International career^{‡}
- 2025–: Israel / 5 / (0)

= Stav Turiel =

Israeli association football player

Stav Turiel (סתיו טוריאל; born 14 January 2001) is an Israeli professional footballer who plays as a winger for Israeli Premier League club Hapoel Tel Aviv and the Israel national team.

==Club career==
Turiel was born and raised in Bat Yam, Israel, to a Jewish family.

He began playing football in the youth academy of Hapoel Tel Aviv, before moving to the youth departments of Maccabi Ironi Bat Yam and later Maccabi Kabilio Jaffa.On 6 September 2019 made his senior debut for Maccabi Jaffa in the 1–0 win against Hapoel Azor.

On 19 July 2020, Turiel signed a five-year contract with the Israeli Premier League club F.C. Ashdod. On 18 February 2021 scored his Premier League first goal in the 1–2 loss to Ironi Kiryat Shmona.

In 2021, he was loaned to Hapoel Kfar Saba.

On 6 January 2024 Hapoel Tel Aviv purchased Turiel for 450K NIS.
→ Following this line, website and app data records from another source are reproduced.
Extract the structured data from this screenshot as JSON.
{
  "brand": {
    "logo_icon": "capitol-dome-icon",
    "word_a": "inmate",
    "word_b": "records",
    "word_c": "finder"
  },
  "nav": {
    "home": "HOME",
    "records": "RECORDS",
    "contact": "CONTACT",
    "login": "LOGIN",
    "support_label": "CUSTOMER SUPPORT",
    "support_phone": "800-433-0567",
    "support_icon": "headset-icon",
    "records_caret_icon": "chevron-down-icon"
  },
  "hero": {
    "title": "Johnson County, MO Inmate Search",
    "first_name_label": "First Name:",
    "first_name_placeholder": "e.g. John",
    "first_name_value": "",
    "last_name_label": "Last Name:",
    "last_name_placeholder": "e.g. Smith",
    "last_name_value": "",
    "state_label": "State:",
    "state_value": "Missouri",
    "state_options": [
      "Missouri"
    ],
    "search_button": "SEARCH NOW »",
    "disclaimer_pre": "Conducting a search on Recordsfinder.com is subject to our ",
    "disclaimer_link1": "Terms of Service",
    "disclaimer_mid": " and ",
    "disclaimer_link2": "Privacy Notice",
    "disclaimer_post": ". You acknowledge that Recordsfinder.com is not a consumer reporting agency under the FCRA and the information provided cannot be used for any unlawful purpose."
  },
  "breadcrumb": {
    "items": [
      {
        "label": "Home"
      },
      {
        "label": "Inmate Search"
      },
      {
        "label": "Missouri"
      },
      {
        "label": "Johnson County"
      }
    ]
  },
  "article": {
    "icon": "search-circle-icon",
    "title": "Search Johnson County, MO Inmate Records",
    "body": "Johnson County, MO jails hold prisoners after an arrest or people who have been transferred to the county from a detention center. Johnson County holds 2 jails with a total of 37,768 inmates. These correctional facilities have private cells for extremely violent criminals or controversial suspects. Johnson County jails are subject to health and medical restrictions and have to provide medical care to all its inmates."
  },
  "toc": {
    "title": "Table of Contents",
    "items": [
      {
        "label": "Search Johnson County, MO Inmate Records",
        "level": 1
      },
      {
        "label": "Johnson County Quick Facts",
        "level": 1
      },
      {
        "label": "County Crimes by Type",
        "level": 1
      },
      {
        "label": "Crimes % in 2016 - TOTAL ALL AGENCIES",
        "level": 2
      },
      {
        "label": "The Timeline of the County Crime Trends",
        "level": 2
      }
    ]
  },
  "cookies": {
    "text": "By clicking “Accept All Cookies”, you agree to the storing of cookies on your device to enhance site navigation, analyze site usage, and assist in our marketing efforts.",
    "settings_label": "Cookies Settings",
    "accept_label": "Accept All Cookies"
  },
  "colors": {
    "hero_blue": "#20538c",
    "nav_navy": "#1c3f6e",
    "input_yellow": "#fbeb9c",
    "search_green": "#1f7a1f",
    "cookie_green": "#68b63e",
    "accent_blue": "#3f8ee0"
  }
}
In December 2025, it was reported that Turiel was expected to leave Hapoel Tel Aviv ahead of the January transfer window after three Major League Soccer clubs, including Chicago Fire, expressed interest in signing him. However, Hapoel Tel Aviv announced that it had exercised the option in his contract for an additional season. His contract reportedly included a release clause valued at approximately €2 million, applicable only to clubs outside Israel.

On 19 January 2026, it was reported that Turiel signed a contract extension with Hapoel Tel Aviv until the 2028–29 season. Under the new agreement, he will earn €270,000 per season, and the contract does not include a release clause.

== Style of play ==
Turiel is an attacking player known for his dominant left foot. His playing style is characterized by attacking presence and the ability to create chances under pressure. He combines goal-scoring ability with playmaking skills.